La marge de manœuvre de la Suisse se révèle très faible. Lors du vote sur les accords bilatéraux, il y a trois ans, on avait cru, sur la base des déclarations officielles (La Nation l’avait écrit de bonne foi!), qu’il n’y aurait pas d’extension automatique à de nouveaux membres de l’UE. Juridiquement, c’était peut-être vrai. Politiquement, c’était faux! Un refus d’étendre la libre circulation des personnes aux ressortissants d’Europe de l’Est ferait en effet tomber l’accord actuel sur la libre circulation, et avec lui l’ensemble des sept accords bilatéraux qui constituent un paquet indissociable aux yeux de l’UE. Personne en Suisse ne voudra prendre la responsabilité d’un tel retour en arrière!

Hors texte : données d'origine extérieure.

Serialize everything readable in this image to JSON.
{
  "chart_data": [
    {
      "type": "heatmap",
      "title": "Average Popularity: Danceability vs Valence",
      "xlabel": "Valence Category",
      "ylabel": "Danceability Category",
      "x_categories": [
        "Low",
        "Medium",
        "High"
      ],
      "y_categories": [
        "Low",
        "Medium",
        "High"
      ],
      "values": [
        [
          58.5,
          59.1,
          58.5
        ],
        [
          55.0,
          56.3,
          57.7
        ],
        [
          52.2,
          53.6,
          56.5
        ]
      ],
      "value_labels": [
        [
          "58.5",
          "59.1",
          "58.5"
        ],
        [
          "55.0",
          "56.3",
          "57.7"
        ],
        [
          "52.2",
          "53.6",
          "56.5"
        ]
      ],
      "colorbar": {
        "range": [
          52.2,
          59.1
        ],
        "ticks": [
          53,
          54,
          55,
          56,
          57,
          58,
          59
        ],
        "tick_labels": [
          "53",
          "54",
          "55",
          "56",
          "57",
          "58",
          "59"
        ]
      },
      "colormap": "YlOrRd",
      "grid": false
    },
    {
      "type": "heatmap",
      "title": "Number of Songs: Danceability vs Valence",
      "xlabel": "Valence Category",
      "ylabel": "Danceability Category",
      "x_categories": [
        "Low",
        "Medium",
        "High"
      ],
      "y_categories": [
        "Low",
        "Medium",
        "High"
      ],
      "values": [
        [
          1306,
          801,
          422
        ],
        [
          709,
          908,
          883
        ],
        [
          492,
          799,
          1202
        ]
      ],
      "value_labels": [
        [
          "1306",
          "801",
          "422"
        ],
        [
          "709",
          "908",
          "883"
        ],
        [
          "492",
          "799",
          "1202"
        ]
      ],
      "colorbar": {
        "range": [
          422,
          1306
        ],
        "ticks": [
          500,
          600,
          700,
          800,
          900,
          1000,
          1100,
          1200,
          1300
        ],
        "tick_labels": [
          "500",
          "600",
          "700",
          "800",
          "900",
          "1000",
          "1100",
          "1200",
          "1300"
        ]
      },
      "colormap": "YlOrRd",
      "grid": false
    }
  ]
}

Personne? Peut-être l’Union syndicale suisse (USS)… La libre circulation des personnes appliquée à l’Europe de l’Est pourrait provoquer un afflux de main-d’œuvre sous-payée et donc une dégradation des conditions de travail dans notre pays. Tout en approuvant le principe de la libre circulation et en réaffirmant ses convictions pro-européennes, l’USS menace de lancer un référendum si des mesures de protection complémentaires ne sont pas prises dans la législation suisse. Mais le Conseil fédéral a répondu sèchement qu’il n’y avait rien à négocier. Gouvernement et syndicats sont ainsi engagés dans une partie de bluff où chacun escompte que l’autre n’osera pas remettre en question les accords passés avec l’Union européenne. Parallèlement, l’UDC et l’ASIN auront moins de scrupules à exprimer leur opposition.

* * *

La voie bilatérale est complexe et difficile, mais elle reste largement préférable à celle d’une adhésion à l’UE, où nous n’aurions plus rien à négocier. Il est donc souhaitable que les négociations en cours puissent aboutir. Dans le dossier de la libre circulation des personnes, il semble opportun, tout compte fait, d’accepter une extension aux nouveaux membres de l’UE, mais accompagnée de délais transitoires et peut-être de mesures de protection pour les entreprises et les travailleurs suisses. Dans les autres dossiers, il importe de faire aboutir ce qui peut aboutir et de défendre vigoureusement notre place bancaire et financière face aux convoitises internationales.